A Solution to the Trademark Bottleneck

Unfiltered by | Nov 2013 | Issue #82

Illustration by Chi-Yun Lau

The proliferation of new beer names is hitting a point of absurdity. They range from the unfortunate and campy to the interminably long, and developing new and creative beer names is taking up increasing amounts of brewers’ time. One reason underlying the campaign for wackiness and length stems from a need to create clear space between a brewery and its competitors to protect against trademark disputes. The inevitable overlap of beer names requires brewers to expand their lexicons to new and unusual environs. The brewers I’ve spoken with all lament the need for this process and seem ready for an alternative.

There is, of course, a simple solution to the trademark problem, one that would also help consumers: Just use a style name. The wine world has long used this approach through its reliance on promoting varietals, such as Chardonnay and Pinot Noir. In an industry with more than 8,000 American wineries, clear advantages can be seen in selling by style. More than three-quarters of American winemakers are considered very small or have limited production; many of them are the brewing equivalent of a nano. With that many different producers and respective brands, the use of anything more than a house name could result in an impossibly large number of wine names to follow. The approach of promoting a brewery name instead of silly and often groan-inducing, individual brand names makes sense, as the house name is the one that brewers want consumers to remember.

This of course would require brewers to work to style, or at least revert back to a closer reliance on them. Unlike the wine world, which appears boxed in by a smaller number of a varietals and the need to classify products by grape types, the beer world has no such limitations. As an IPA needn’t be made with a specific type of hop (the way Chardonnay must be made with a particular type of grape), brewers can still choose from a dazzling number of hop interactions, not to mention different malt bases.

As beer-style guidelines continue to grow in numbers and the definitions of individual styles expand, brewing to style no longer means the same thing today as it did 20 years ago. In rejecting the stodgy and ridiculously rigid guidelines promulgated by the BJCP and Brewers Association, brewers have created their own takes on the classic staples. As I wrote last month, the era of these guidelines is over. While they may seem necessary in governing competitions such as the Great American Beer Festival, they otherwise try to provide order to an inherently chaotic world. Just as the definition of jazz expanded to include fusion, funk and acid—all remaining under the jazz moniker—so can craft beer. IPA can and now does mean many different things, including White, Black and Wheat IPAs.

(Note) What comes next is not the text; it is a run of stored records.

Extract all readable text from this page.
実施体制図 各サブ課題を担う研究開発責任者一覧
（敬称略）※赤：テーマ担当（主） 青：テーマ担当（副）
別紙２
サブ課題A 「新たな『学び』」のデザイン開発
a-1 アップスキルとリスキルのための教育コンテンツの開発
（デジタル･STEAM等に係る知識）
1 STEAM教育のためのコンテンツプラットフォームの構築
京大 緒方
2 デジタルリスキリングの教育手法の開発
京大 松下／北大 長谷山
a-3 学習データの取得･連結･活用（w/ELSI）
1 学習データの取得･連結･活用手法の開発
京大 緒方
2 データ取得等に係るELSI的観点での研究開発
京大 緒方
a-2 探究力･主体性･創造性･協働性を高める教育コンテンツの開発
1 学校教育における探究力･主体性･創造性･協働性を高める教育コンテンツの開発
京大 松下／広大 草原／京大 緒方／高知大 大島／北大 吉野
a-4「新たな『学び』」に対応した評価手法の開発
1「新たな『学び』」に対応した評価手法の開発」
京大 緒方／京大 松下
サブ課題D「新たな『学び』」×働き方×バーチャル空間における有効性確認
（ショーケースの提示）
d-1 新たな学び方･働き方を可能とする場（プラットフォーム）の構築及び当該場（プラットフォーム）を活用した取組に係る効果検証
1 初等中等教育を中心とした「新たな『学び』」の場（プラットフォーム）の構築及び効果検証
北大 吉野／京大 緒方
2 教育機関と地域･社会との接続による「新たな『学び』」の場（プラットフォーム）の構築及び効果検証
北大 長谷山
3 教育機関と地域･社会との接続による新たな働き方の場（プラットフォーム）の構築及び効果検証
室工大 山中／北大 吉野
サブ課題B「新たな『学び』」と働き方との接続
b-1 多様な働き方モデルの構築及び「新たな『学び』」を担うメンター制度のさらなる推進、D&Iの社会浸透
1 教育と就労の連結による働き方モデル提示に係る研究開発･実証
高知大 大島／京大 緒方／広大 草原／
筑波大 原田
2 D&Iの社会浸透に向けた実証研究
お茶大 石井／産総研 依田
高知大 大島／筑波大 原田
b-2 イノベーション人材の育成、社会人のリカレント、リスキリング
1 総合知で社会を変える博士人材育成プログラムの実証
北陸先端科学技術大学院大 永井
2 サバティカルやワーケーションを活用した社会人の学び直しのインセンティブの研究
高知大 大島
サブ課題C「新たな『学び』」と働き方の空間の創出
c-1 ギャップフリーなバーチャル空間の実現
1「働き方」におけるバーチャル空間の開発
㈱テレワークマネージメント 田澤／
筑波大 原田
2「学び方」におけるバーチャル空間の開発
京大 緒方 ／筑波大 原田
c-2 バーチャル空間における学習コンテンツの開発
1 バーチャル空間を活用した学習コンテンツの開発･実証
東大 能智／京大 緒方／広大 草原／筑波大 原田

This is no longer the Era of Extreme, when brewers wildly grabbed obscure and unusual ingredients and tossed them into the kettle or conditioning tank to see what would happen, like a sixth grader mixing compounds and chemicals in an unsupervised chemistry lab. Brewers have matured and the craft beer industry is very much a business, with billions of dollars at stake. And craft brewers have to get over themselves. Most of the thousands of beers they produce fall well within even broadly defined style categories. Returning to simple style names is hardly a tall order or one that stifles brewers’ creativity. As the very character of beer styles changes and evolves, so can consumers’ understanding of them. As opposed to letting a handful of industry associations dictate terms, brewers should reclaim and redefine styles for themselves.